I mean, if I were a cop — even one who had lived through or heard of pre-cogs — and someone started showing me a notebook detailing murders, I would want to consider that person a suspect before I start thinking, “Oh, he can just see it in his brain.”
Dash is then given a role of just being someone who only conveniently predicts the future — like usually only to elicit a laugh, or to keep the story moving almost artificially. We meet his brother Arthur (Nick Zano) who also can see the future, but instead is cashing in on his abilities and buying out the office President Laura Roslin learned she had breast cancer in during the “Battlestar Galactica” pilot.
Barely knowing each other at all, Dash and Vega become an unstoppable crime force — kind of like what Cmdr. Riker and Counselor Troi would’ve been if they had gone back in time — stopping a former pre-crime accused murderer that we were inexplicably introduced to earlier in the episode from killing everyone at a campaign rally with, well, birds.

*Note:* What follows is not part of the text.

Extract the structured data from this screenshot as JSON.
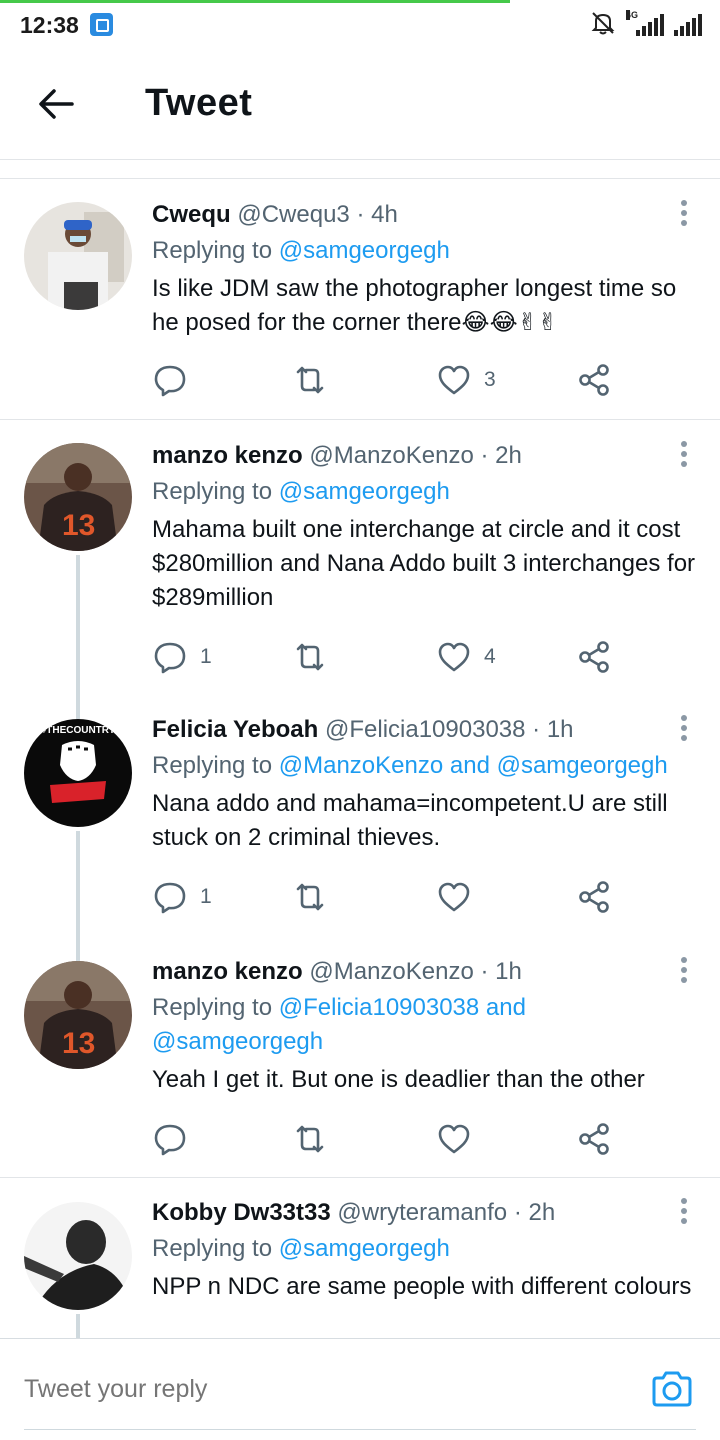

The sad part is that I didn’t have an issue with the acting from either Sands or Good. In fact, I loved Sands as Toby in “Six Feet Under,” and Good really was a great bright spot of “Californication.” But I felt neither actor was given strong material to work with. It just seemed that the pacing was off completely, that we didn’t have a chance as an audience to catch our breath, or even find a way to navigate through this complicated, almost contradictory universe.
Oh, and “That ’70s Show” fans should love the fact that Wilmer Valderrama was in the show, too, but if you blinked, you missed his character of Will Blake sexually harassing Vega.
The pilot ended with me not feeling for any of the characters, and hoping that the series is an anthology, where we get totally new characters next week where we might want to try again.
Then again, this is only a pilot, and I’m all for giving a show a chance to find its legs. But knowing how quick Fox is to pull the plug on underperforming shows not called “Fringe,” “Minority Report” will have to find those legs, and start running really fast.